Question

Running STAR on fastq file generated from a RNA-seq experiment

0

Entering edit mode

18 months ago

achanda • 0

Hi, I am new to bioinformatics, especially on the command line. I am trying to run STAR alignment on pairs of fastq.gz files from several samples generated as part of an RNAseq experiment. My goal is to perform splice variant analysis on the output.

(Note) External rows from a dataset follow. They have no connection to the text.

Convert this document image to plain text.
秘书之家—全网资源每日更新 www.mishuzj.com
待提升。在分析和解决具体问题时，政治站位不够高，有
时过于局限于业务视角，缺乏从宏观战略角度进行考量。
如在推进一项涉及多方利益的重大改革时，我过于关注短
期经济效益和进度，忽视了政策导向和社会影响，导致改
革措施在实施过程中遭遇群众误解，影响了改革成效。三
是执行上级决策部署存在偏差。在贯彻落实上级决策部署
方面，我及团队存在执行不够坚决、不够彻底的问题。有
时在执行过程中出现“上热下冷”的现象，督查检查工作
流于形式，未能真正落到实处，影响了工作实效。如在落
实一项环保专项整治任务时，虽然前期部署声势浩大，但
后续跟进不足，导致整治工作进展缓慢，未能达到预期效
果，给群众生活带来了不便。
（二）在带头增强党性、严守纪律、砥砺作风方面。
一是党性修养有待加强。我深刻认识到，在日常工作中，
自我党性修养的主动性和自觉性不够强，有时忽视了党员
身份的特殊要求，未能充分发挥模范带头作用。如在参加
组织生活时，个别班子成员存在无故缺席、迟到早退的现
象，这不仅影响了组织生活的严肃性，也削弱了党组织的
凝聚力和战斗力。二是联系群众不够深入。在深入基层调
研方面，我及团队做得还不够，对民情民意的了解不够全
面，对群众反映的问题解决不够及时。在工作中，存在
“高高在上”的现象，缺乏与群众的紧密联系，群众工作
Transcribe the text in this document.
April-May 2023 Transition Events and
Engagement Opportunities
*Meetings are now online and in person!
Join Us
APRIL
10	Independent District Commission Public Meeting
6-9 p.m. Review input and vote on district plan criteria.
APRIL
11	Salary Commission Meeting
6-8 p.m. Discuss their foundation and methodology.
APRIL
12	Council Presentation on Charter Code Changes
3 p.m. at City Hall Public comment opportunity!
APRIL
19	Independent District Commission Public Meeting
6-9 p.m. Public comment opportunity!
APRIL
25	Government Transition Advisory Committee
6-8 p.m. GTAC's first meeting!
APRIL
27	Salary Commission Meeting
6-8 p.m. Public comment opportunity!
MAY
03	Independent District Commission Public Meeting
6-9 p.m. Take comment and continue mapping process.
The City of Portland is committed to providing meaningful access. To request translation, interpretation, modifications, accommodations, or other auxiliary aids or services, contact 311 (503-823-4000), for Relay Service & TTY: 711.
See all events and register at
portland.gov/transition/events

I am submitting the following slurm job:

#!/bin/bash
#SBATCH --job-name=STAR_alignment
#SBATCH --output=star_alignment_%j.out
#SBATCH --error=star_alignment_%j.err
#SBATCH --ntasks=1
#SBATCH --cpus-per-task=32
#SBATCH --mem=125G
#SBATCH --time=7:59:59

GENOME_DIR=~/indices_directory
DATA_DIR=~/Arthur_RNAseq

cd $DATA_DIR

for folder in $(ls -d */); do
    cd $folder
    SAMPLE=$(basename $folder)

    # Create a new output directory for STAR results
    OUTPUT_DIR=$DATA_DIR/$SAMPLE/STAR_output
    mkdir -p $OUTPUT_DIR

    STAR --genomeDir $GENOME_DIR \
         --readFilesIn ${SAMPLE}_merged_R1.fastq.gz ${SAMPLE}_merged_R2.fastq.gz \
         --runThreadN 32 \
         --outFileNamePrefix $OUTPUT_DIR/${SAMPLE}_ \
         --outSAMtype BAM SortedByCoordinate \
         --outSAMunmapped Within \
         --outSAMattributes Standard

    cd $DATA_DIR
done

However, after running for a few minutes, the process is killed and in the .err file I am getting the following error:

ReadAlignChunk_processChunks.cpp:202:processChunks EXITING because of FATAL ERROR in input reads: unknown file format: the read ID should start with @ or >

I have double checked the files and all start with @ and follow correct format. Only concern is that the read length is 50 instead of the recommended 100 for splicing analysis.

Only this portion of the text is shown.